In my 1986 book, Guide for the Film Fanatic, I wrote about the edited version: “The classic fatalistic melodrama, masterfully directed by Marcel Carné [Children of Paradise], with dialogue by Jacques Prévert [Port of Shadows]. As many American directors of forties noir films would do, these French filmmakers show us how a decent, average guy can become a murderer under the right circumstances. Our doomed hero, Jean Gabin, shoots Jules Berry, then barricades himself in his room while scores of police gather outside. He recalls how he got into this situation. Gabin was a factory worker who fell in love with sweet but impressionable Jacqueline Laurent. She loved him but turned down his proposal because she was fascinated with Berry, a middle-aged, lying, womanizing scoundrel who performed with trained dogs. Rejected, Gabin began an affair with the realistic, mature Arletty, Berry’s former assistant and lover. When Berry told Gabin he was Laurent’s father, not her lover, Gabin again pursued Laurent. She told him that Berry was not her father. Although Gabin wondered what went on between Laurent and Berry, he did not hesitate to get back together with her and break up with Arletty. But then Berry turned up with a gun…
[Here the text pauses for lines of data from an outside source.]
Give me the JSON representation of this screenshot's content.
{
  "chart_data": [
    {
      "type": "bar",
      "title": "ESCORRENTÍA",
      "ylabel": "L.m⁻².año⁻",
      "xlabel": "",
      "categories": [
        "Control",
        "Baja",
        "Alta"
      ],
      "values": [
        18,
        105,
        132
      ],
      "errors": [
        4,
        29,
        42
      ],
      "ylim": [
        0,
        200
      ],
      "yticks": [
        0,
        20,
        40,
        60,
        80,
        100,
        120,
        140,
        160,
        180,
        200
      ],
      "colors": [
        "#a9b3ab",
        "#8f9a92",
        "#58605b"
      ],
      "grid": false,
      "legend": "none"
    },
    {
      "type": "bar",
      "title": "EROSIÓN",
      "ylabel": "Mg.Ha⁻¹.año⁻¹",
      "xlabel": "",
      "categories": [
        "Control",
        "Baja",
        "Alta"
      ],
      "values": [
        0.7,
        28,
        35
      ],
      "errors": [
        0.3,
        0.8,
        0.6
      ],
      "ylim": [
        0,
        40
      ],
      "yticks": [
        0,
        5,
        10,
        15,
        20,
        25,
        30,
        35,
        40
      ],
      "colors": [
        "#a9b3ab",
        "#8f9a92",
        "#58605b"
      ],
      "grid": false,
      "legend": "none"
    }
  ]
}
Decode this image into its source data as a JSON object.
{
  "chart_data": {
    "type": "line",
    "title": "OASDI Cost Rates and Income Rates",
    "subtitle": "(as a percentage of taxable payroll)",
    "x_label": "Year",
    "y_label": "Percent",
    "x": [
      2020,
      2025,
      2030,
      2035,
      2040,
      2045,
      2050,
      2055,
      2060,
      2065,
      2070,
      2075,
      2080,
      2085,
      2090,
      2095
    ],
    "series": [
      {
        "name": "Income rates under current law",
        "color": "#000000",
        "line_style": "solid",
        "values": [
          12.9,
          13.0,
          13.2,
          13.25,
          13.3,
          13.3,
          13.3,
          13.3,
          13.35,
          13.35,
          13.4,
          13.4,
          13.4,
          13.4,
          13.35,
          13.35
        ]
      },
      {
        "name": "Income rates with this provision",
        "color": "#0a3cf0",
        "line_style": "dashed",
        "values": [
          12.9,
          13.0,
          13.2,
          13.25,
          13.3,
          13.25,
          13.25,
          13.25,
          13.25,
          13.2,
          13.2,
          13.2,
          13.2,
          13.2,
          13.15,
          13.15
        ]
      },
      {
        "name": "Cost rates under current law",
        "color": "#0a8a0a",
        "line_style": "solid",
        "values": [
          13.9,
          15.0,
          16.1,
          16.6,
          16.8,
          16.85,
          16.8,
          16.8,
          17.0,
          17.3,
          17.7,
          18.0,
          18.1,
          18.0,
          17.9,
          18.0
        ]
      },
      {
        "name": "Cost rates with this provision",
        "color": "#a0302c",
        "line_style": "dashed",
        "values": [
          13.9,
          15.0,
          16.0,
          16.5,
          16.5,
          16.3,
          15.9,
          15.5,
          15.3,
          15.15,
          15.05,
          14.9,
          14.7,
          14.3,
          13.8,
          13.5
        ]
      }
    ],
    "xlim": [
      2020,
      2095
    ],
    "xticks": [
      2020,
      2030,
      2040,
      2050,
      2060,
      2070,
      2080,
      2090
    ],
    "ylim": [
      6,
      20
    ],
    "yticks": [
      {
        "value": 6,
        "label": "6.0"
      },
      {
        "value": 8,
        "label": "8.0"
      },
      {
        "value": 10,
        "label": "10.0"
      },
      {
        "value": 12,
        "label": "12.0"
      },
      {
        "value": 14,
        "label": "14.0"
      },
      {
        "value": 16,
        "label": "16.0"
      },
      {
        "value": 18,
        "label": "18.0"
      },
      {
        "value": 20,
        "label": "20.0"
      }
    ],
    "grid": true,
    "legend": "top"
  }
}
This landmark of French “poetic” realism is extremely intense, sensual (the height of eroticism is achieved when France’s heartthrob Gabin strokes Laurent just below her breasts)–although there is an underlying feeling that the sex in which Berry is involved is sordid–and atmospheric (the sets are not just part of the background but create the mood). I can think of no other film in which so much import is given to costumes and props, including the gun [Carné insisted on firing real bullets], Gabin’s dangling cigarette, Laurent’s teddy beer, Gabin’s alarm clock, photos, postcards, hats, brooches, beds, mirrors, flowers, dresses, sweaters. (Characters almost always are drinking, smoking, or holding something.) Most interesting is the structure: this four-character piece is broken down into several intimate two-character scenes. We see Gabin and Laurent, Gabin and Arletty, Gabin and Berry, Laurent and Arletty, and, for one insightful moment, Berry and Arletty. But, significantly, we never go behind closed doors and see what transpired between the most important combination, Berry and Laurent–it is the mystery of that relationship that drove Gabin to his destruction. This picture would have been ideal for Fritz Lang–a character (Laurent) even cuts her finger, a favorite Lang device that signals events are about to take a drastic turn. Remade in America in 1947 by Anatole Litvak, as The Long Night.